Rekomendasi BPK Provinsi Riau

Atas dasar kelemahan-kelemahan tersebut memberikan beberapa rekomendasi kepada Wali Kota Pekanbaru, antara lain seperti, memerintahkan Kepala Dinas Perdagangan dan Perindustrian (Disperindag) agar berkoordinasi dengan Kepala Badan Pengelola Keuangan dan Aset Daerah, untuk mengawasi dan menagih kekurangan penerimaan atas royalti atau kontribusi denda keterlambatan pembayaran royalti atau kontribusi serta bagi hasil parkir dari pihak ketiga.

Rekomendasi BPK kepada Wali Kota Pekanbaru selanjutnya yakni, memerintahkan Kepala DLHK untuk memproses dan mempertanggungjawabkan kelebihan pembayaran pekerjaan pengangkutan sampah pada zona 1 dan 2 masing-masing sebesar Rp2.335.168.469,53 dan Rp1.165.351.356,16.

Serta, memperhitungkan potensi kelebihan pembayaran atas pembayaran pelunasan pekerjaan pengangkutan sampah pada zona 1 dan 2 masing-masing sebesar Rp1.398.214.101,42 dan Rp593.300.162,49.

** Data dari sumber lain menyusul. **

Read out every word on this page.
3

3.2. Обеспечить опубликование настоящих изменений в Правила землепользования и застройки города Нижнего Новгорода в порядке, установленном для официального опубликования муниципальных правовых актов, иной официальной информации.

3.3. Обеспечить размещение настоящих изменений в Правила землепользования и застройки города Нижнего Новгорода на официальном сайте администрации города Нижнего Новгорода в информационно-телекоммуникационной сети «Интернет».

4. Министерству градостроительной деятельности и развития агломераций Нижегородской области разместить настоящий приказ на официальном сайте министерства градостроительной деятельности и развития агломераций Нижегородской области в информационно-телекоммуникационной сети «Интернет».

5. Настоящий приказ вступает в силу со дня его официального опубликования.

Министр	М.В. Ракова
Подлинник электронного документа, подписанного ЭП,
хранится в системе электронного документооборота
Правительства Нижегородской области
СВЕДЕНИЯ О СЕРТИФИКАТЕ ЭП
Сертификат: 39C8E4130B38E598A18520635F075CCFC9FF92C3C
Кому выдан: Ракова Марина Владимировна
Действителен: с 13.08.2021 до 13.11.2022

BPK Provinsi Riau juga merekomendasikan kepada Sekretaris Daerah (Sekda) Kota Pekanbaru selaku pengelola barang untuk lebih optimal dalam mengkoordinasi penyelenggaraan pengelolaan barang milik daerah yang ada pada masing-masing Organisasi Perangkat Daerah (OPD).

Hingga berita ini dipublish, Nonstopnews.id masih berupaya menggali informasi lebih jauh terkait temuan BPK tersebut. (Dian)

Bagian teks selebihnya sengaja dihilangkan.